Le problème, c’est que ces ressources minières se cachent souvent sous des zones agricoles, voire des parcs naturels, comme en Espagne au sud-ouest de la province de Badajoz, tout près du parc naturel de Cornalvo. La région se caractérise par sa riche biodiversité, avec de grandes étendues de forêts, des rivières cristallines, ainsi que des zones humides qui sont l’habitat de diverses espèces d’oiseaux. Sous tous ces écosystèmes sont enfouies de précieuses ressources minérales qui font l’objet de la convoitise de plusieurs sociétés minières comme Atalaya Mining, une entreprise basée à Séville, qui veut extraire du cuivre dans cette région. Sans oublier que ce type d’exploitation est gourmand en eau, avec des conséquences faciles à imaginer si ces entreprises procèdent à des pompages excessifs.

On peut aussi citer l’exemple de Kiruna, la ville la plus septentrionale de Suède et la terre des Samis, les indigènes de Laponie. Ici, depuis plus de 130 ans, on exploite des mines de fer, mais aujourd’hui, c’est le gisement de Per Geijer, le plus grand gisement de terres rares de l’Union Européenne, qui suscite l’intérêt. L’entreprise minière LKAB a commencé à ouvrir des galeries pour l’étude et l’exploitation ultérieure de cette ressource fondamentale pour la transition verte européenne. Les peuples indigènes représentent, bien sûr, une quantité négligeable dans ce contexte. L’un de leurs représentants dénonce le fait que « l’UE vient de sacrifier ses peuples indigènes pour plaire aux grandes entreprises ».

Source: The Polar Connection

En mai 2024, l’Union européenne a promulgué la loi sur les matières premières pour répondre aux objectifs du Pacte vert européen.
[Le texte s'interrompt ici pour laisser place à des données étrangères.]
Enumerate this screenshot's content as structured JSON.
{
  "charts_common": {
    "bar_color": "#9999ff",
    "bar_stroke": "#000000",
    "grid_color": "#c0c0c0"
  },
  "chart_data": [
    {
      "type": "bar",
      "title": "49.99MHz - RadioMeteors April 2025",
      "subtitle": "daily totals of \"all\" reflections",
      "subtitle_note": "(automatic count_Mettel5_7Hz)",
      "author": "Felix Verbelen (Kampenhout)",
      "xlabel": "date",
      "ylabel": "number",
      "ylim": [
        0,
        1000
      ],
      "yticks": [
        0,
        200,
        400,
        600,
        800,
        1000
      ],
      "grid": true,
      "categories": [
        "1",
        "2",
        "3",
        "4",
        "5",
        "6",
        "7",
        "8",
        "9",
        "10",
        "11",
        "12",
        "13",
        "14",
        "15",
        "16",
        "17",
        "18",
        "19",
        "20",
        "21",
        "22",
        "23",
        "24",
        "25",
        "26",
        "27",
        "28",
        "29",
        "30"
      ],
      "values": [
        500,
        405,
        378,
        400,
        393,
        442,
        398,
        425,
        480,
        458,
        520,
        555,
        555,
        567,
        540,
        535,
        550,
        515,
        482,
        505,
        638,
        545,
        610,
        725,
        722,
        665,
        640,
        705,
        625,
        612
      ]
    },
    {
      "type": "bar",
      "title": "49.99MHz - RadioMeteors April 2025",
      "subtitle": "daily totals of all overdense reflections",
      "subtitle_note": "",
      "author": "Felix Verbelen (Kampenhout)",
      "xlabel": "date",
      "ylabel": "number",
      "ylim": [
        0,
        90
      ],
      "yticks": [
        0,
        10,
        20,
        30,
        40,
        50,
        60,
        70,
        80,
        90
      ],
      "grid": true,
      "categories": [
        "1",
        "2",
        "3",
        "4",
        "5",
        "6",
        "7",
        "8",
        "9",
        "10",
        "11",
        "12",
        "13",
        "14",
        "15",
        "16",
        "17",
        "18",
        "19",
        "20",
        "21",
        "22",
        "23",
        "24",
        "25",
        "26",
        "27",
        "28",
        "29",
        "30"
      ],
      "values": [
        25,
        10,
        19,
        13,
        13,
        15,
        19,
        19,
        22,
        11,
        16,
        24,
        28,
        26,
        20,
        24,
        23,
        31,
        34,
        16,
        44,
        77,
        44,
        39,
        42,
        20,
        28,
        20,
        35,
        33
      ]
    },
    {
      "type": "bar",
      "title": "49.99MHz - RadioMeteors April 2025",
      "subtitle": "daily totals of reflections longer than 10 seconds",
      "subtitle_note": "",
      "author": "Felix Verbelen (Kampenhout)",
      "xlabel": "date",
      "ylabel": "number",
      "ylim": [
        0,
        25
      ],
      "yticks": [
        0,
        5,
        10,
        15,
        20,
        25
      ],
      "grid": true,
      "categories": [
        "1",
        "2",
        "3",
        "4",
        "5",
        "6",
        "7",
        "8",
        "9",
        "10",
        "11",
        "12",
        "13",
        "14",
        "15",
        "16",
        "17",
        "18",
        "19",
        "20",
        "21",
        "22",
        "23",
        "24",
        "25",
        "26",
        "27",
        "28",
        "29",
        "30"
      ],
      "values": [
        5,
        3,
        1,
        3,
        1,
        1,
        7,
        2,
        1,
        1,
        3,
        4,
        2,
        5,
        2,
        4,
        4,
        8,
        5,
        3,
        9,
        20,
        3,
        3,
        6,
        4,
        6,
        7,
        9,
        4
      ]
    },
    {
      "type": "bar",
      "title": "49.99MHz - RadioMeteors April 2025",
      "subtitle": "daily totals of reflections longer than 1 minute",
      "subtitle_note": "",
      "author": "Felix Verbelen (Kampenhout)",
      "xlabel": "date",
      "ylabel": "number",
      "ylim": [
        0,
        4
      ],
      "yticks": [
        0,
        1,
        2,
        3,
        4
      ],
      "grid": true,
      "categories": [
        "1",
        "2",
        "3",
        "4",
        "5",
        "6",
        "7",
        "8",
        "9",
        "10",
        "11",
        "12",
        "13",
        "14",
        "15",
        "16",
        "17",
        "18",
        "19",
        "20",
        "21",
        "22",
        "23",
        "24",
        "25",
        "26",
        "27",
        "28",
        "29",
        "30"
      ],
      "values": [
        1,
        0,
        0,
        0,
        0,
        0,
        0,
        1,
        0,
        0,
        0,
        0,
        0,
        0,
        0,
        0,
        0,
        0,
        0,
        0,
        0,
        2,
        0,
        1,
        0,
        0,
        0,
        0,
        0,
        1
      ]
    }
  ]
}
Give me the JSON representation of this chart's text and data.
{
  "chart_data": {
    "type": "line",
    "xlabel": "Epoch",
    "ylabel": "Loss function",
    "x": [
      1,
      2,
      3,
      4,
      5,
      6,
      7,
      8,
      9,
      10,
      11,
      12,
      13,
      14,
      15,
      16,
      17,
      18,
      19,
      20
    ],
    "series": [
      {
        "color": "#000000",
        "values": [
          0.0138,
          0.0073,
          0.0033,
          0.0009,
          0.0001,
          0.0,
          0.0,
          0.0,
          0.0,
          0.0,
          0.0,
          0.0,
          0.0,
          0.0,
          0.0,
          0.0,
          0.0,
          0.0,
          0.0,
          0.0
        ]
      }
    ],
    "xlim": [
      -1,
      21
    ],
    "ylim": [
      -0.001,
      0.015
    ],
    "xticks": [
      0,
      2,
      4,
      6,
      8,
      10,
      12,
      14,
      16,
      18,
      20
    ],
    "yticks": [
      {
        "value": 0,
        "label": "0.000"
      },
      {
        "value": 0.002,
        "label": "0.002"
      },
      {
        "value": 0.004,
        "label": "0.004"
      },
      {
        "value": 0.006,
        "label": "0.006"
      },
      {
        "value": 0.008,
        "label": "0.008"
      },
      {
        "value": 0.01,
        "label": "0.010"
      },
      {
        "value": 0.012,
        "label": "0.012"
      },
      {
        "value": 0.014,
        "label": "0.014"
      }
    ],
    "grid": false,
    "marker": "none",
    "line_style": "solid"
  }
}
Celle loi ouvre grand la porte à la réactivation de l’exploitation des ressources critiques sur le territoire européen. Elle stipule que 10 % de la demande en matières premières de l’UE doit être couverte par ses propres mines. Dans le même temps, la loi encourage la rationalisation des procédures d’autorisation et autorise l’exploitation minière, en cas d’intérêt public supérieur, dans les zones naturelles protégées. Tout cela ressemble fortement au comportement de Donald Trump qui, lui, encourage l’exploitation des énergies fossiles jusque dans des zones naturelles protégées !

Depuis le début de l’année, l’UE a sélectionné 60 projets de matières premières stratégiques, dont le gisement de terres rares LKAB en Suède. L’article publié par la télévision espagnole se demande si cette croissance verte peut se faire sans laisser de traces profondes sur les communautés et les écosystèmes. Je crains fort connaître la réponse.

Source : Radio y Televisión Española (RTVE).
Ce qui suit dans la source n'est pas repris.